Criterion Prediction #220: The Conversation, by Alexander Miller

Title: The Conversation
Year: 1974
Director: Francis Ford Coppola
Cast: Gene Hackman, John Cazale, Robert Duvall, Teri Garr, Frederic Forest, Cindy Williams, Harrison Ford
Synopsis: Noted surveillance expert Harry Caul (Hackman) is drawn into a case where he and his team are sent to record a seemingly banal conversation between a couple. Caul’s growing obsession brings him into a dangerous conspiracy where paranoia and residual guilt from a previous investigation overwhelm his otherwise quiet and solitary existence.
Critique: Francis Ford Coppola has rarely exhibited such control over one of his creations as he did with The Conversation. Not that his more propulsive works aren’t entirely captivating. Bram Stoker’s Dracula and Apocalypse Now are explosive entertainment, and like so many Coppola movies are centerpieces in our cinematic lexicon. But The Conversation eschews convention, referential connectivity (unless there’s a cult of fans who can quote Harry Caul as casually as one says ”I love the smell of napalm in the morning”), as well as genre. While frequently referenced alongside the likes of Klute, Coppola’s creation seems to hang in a league of its own.
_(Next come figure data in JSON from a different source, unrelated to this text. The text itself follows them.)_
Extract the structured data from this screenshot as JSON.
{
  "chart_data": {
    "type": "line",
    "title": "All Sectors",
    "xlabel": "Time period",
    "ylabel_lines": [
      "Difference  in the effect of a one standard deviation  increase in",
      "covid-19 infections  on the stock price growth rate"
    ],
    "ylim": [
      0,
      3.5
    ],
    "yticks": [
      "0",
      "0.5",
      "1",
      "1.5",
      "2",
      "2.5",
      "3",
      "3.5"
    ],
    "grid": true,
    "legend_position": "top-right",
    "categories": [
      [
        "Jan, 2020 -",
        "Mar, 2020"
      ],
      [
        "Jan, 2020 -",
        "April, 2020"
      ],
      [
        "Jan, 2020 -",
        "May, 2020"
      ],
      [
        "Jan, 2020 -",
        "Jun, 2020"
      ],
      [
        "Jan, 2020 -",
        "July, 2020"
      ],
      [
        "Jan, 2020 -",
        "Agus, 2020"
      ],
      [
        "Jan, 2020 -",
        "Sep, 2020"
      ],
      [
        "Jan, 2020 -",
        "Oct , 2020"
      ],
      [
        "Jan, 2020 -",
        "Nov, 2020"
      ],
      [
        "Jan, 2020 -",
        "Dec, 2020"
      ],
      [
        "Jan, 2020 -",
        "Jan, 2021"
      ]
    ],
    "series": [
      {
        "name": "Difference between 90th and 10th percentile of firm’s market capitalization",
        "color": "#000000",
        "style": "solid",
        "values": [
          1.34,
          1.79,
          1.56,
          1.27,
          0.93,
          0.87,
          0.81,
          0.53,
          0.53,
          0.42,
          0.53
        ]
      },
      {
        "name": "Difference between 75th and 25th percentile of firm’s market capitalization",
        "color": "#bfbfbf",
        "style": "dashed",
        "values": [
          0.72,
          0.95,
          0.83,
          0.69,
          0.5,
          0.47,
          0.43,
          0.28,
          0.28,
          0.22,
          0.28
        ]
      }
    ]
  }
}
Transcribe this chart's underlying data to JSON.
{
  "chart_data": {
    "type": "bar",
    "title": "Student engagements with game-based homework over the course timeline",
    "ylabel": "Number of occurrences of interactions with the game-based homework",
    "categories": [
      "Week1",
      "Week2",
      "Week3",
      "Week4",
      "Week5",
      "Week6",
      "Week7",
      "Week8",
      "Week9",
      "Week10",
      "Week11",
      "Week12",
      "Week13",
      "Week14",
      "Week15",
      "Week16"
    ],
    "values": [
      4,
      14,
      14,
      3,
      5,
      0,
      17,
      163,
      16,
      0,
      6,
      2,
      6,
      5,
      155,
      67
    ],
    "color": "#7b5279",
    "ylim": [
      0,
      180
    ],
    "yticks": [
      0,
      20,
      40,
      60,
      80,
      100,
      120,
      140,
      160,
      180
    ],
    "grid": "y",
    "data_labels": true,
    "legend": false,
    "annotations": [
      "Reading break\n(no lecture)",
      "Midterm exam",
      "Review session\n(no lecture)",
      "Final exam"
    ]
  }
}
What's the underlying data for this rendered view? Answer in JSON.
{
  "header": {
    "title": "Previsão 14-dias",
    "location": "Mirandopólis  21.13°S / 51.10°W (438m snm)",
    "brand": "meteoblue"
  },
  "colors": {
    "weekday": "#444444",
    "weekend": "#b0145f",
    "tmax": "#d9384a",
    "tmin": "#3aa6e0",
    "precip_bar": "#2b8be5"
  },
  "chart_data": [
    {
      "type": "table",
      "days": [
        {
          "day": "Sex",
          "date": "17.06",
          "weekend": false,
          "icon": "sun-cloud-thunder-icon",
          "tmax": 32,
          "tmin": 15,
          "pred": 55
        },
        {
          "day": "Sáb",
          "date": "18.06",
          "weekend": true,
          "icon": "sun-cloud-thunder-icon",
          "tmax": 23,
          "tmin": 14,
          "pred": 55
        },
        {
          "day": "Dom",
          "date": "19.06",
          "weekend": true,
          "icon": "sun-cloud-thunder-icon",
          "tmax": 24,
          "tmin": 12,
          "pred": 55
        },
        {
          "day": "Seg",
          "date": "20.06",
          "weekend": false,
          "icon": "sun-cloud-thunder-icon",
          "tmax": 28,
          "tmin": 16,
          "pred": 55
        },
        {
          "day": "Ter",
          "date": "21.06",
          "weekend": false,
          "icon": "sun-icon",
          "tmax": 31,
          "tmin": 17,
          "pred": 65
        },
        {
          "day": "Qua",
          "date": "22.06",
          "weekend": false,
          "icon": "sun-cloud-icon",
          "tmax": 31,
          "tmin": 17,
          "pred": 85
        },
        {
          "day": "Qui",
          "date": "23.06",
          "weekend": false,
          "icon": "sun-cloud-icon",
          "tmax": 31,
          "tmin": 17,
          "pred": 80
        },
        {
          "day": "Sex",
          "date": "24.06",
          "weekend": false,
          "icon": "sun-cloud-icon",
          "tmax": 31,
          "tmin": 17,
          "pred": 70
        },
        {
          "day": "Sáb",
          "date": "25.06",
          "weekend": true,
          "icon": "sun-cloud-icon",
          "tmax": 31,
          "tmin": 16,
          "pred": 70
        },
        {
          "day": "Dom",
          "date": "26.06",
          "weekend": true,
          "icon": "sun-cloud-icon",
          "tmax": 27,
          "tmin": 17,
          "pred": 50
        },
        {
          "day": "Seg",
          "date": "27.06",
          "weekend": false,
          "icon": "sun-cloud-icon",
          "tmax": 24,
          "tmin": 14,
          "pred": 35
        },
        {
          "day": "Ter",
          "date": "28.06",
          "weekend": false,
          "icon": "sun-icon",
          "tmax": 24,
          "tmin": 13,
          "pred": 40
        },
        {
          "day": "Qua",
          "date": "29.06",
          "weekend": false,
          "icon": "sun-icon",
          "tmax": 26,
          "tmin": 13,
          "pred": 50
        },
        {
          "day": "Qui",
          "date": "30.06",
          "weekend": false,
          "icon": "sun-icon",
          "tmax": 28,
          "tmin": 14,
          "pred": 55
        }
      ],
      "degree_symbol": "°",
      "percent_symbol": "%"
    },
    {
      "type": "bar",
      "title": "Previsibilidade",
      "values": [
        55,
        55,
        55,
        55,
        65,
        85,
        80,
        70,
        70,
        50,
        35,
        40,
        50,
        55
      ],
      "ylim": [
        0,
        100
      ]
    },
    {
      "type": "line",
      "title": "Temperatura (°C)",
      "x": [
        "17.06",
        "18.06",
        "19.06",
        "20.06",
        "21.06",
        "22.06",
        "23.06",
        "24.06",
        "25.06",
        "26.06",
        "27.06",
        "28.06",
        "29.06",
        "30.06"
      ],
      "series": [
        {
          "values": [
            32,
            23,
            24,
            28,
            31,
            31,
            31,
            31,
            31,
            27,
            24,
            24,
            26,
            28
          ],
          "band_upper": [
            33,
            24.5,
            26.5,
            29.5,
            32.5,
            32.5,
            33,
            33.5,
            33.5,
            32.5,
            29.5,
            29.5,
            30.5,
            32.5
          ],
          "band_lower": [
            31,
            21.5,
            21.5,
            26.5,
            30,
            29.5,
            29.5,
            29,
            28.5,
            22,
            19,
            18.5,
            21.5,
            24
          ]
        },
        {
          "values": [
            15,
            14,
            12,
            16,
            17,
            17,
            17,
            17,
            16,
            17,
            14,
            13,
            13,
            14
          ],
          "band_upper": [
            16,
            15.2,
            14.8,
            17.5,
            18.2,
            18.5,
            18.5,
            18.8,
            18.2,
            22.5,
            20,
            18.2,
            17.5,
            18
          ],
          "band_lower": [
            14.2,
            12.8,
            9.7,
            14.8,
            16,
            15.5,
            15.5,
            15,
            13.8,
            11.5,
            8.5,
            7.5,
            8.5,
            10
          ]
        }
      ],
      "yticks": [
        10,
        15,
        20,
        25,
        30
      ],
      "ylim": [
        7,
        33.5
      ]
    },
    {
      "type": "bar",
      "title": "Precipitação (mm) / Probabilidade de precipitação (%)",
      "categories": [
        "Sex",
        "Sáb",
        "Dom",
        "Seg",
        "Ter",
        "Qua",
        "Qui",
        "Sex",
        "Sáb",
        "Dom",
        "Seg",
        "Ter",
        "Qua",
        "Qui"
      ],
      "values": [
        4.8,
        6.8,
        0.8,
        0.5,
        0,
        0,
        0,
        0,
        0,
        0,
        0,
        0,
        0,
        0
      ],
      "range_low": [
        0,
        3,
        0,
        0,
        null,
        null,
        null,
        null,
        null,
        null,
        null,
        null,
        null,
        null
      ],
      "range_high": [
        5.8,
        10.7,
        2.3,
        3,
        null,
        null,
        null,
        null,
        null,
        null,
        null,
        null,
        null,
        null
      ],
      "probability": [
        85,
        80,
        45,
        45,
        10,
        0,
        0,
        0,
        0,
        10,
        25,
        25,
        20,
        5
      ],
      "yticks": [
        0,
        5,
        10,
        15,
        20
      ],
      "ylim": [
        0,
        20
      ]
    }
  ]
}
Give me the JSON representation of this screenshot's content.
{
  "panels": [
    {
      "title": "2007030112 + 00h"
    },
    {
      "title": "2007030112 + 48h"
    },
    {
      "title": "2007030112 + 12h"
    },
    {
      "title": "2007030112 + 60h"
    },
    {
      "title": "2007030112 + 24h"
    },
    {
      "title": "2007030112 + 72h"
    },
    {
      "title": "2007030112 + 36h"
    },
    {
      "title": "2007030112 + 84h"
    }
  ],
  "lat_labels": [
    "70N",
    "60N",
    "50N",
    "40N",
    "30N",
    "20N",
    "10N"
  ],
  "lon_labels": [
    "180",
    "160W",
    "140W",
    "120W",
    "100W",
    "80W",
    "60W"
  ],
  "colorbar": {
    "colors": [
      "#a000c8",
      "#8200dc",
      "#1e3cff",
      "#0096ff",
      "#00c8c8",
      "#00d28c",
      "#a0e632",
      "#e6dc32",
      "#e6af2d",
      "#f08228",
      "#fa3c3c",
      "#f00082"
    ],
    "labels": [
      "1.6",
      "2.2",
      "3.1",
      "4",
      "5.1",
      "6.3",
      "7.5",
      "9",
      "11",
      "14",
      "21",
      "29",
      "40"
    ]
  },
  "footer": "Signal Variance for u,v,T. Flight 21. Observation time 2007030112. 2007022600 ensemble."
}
It’s a unique and rare creative stride he achieves, surpassing scope, contextual ambition, and an overall sense of self-consciousness that is inherent with the enterprising spirit of artistic direction. The roiling paranoia and omnipresent surveillance have substantial allegorical import, but it feels purely essential, and the most crucial element at play is delivering a cohesive story. As a film, The Conversation feels organically derived although it’s culturally inspired, it certain junctures the slow-burning atmosphere feels akin to a horror feature, the achy discordant score provides an extra nervy bound of tension, and at the heart of it all, it’s a measured thriller. Before the bombastic spectacle that would evolve later on with Apocalypse Now, Bram Stoker’s Dracula, or the arthouse stride of Rumble Fish Francis Ford Coppola, struck a distinctive chord of artistic congruity that balances ethics, professionalism and interior struggle.
Why it Belongs in the Collection: There are two movies in The Criterion Collection that are tangentially related – it starts with Antonioni’s Blow-Up, and ends somewhere around DePalma’s Blow-Out. The missing link, The Conversation. While it wouldn’t just be “cool” to have this informal trilogy of movies, The Conversation is a major film in American cinema history and would be a perfect fit in The Criterion Collection. Not only is it currently available to stream via The Criterion Channel, its life on Blu-Ray is limited to an eight-year-old release that serves the movie well but only in that “default” kind of way.